I'd get some language for my intentions along the way.

An archer bends the bow back to propel an arrow forward; she exerts force in one direction to make something move in the opposite direction. Pilgrimage has a similar physics. Pilgrims walk toward something, but to get there they have to leave something else -- and some ones else -- behind.

I knew I was walking away from some things and toward others. Getting on the plane for Madrid, my biggest intention was to find out which was which.

My body told me. Whatever I carried in my pack registered on the soles of my feet. I paid attention to everything in my pack, re-packing to shift weight, downsizing to leave behind things that got in the way.

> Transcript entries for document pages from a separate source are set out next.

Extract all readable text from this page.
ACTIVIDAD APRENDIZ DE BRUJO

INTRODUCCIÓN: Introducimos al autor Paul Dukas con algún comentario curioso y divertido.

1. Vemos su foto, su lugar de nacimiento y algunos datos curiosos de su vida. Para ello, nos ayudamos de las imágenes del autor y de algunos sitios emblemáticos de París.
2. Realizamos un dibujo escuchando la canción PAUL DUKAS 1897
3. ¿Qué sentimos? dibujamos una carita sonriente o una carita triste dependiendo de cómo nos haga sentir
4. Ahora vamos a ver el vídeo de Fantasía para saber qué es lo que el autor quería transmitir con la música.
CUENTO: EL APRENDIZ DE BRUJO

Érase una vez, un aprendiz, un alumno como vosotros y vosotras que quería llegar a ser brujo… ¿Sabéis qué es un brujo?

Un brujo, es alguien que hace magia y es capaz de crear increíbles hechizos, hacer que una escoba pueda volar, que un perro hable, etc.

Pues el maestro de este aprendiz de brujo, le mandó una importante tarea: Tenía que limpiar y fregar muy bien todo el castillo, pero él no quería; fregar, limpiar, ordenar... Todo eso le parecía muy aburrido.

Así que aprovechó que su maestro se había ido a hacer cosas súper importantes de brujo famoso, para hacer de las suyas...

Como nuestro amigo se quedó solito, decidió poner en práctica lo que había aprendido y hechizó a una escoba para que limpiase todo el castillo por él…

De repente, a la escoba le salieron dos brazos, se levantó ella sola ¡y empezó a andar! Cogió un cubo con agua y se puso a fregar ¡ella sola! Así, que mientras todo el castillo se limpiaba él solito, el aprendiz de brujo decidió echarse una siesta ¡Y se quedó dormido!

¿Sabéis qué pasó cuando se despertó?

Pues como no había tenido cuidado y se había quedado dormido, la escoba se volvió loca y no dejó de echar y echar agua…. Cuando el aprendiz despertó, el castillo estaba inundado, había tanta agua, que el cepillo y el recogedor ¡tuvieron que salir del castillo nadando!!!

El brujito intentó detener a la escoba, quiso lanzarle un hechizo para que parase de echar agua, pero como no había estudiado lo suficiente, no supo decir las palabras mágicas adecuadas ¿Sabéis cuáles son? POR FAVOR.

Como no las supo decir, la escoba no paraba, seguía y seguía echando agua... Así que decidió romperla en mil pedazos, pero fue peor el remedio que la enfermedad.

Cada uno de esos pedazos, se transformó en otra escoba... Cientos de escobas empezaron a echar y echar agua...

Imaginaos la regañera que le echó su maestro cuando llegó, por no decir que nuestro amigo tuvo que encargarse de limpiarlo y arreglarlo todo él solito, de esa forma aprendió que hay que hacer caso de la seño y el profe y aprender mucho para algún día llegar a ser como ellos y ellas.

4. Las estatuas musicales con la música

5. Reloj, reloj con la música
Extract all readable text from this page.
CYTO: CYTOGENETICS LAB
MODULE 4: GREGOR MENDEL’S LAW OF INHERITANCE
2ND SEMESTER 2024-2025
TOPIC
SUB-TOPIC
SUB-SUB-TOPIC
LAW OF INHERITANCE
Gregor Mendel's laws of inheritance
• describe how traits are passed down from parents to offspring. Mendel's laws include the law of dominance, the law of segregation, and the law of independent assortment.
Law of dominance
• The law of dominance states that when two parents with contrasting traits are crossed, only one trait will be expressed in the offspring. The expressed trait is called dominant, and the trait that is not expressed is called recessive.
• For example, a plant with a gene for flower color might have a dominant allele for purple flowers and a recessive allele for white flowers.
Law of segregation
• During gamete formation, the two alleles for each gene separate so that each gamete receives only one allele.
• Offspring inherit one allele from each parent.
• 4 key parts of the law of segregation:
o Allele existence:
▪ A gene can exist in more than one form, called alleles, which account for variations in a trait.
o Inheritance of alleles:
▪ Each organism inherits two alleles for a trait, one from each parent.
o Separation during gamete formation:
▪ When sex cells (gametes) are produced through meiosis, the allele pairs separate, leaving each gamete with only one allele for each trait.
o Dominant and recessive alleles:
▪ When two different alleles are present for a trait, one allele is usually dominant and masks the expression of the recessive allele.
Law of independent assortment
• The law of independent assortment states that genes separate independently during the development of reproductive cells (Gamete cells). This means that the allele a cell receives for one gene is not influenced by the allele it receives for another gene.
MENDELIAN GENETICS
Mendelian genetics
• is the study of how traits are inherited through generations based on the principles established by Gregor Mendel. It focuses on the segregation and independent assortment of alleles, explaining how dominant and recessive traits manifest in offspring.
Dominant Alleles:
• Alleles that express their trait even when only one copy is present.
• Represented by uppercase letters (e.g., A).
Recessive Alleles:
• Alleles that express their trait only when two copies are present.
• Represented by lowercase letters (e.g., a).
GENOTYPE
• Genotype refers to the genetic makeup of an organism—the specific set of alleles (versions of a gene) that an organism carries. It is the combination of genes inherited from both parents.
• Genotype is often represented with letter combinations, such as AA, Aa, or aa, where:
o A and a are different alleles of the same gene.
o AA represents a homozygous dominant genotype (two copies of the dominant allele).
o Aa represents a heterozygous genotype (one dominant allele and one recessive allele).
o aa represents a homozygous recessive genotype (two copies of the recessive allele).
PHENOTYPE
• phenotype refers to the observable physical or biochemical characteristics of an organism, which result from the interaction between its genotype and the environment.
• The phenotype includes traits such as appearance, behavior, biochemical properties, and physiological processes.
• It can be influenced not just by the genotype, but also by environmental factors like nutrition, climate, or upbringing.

In similar fashion, whatever I carried I carried in my heart registered in my consciousness. The long stretches across the Cantabrian Mountains, where there was nothing to do but think -- and keep climbing. I paid attention to everything that rented space in my head, discarding what I didn't need and what I did, shifting weight to allow things their proper importance. Sole-care became soul-care. That's part of the point of pilgrimage.

"Teach us to care
And not to care.
Teach us to sit still."

Pilgrimage is a good instructor, teaching the pilgrim to care and not to care -- or at least to be aware of what the cares are. In the same feat of contrary motion that the archer summons, walking allows the pilgrim to sit still.

Monday, July 29, 2013

Where Pilgrimage Begins: With a Place -- or a Person?



The question always comes: Where did you begin the pilgrimage? There are lots of answers, none of them easy.

Mostly, people want a place, something they can locate on a map. This most recent pilgrimage began in Oviedo, the seat of Alfonso the Chaste's (d. 842) ninth century kingdom of Asturias on the northern coast of Spain. Word came to him that the bones of St. James had been discovered in Galicia, and he resolved to pay homage. His entourage headed west, traversing the ruggedly beautiful Cantabrian Mountains. He carved out the first of the pilgrimage trails to Santiago, the Camino Primitivo. We followed roughly that route, leaving Oviedo on July 6th and arriving in Santiago on July 20th. Where did you begin? One answer: the pilgrimage started in Oviedo. But that's not quite true.

I could also give my street address in Minneapolis, where I locked the door, shouldered my backpack, and hiked to the light rail for a trip to the Minneapolis-St. Paul airport. Stepping across the threshold ended the long period of preparation: breaking in boots and shoes, getting used to carrying weight, packing, re-packing, endless winnowing gear down to the absolute essentials. Turning the key in the lock meant preparation was over; pilgrimage commenced. Where did you begin? Another answer: the pilgrimage started in Minneapolis.

I could also give the name of our pension in Oviedo, Hostal Alvarez, because we spent a few days touring the old city, sampling the local hard ciders at quaint siderias, dining with friends, and seeing the sights. I wasn't geared up then, but decked out in the red dress that said: "I'm a tourist" and the shoes that moved with ease from nice restaurants to hostel showers. When I snapped that dress into its zipper-locked plastic bag and put on my boots, I transformed from tourist to pilgrim. Where did you begin? Another answer: The pilgrimage started at the Hostal Alvarez in Oviedo.

Medieval pilgrims on the Camino Primitivo began here, prostrated in front of this status of Jesus in Oviedo's Church of San Salvador in Oviedo. As other routes to Santiago de Compostela developed across the Iberian Peninsula, continental Europe, even the British Isles and Scandinavia, this statue came to have unique significance. An aphorism captured it all:

The pilgrim who visits Santiago and not El Salvador,
pays homage to the servant -- but not the master.

Pilgrims would often make the difficult detour to Oviedo to prostrate themselves in front of this status in Oviedo. Where did you begin? For these hearty pilgrims, it started with a person.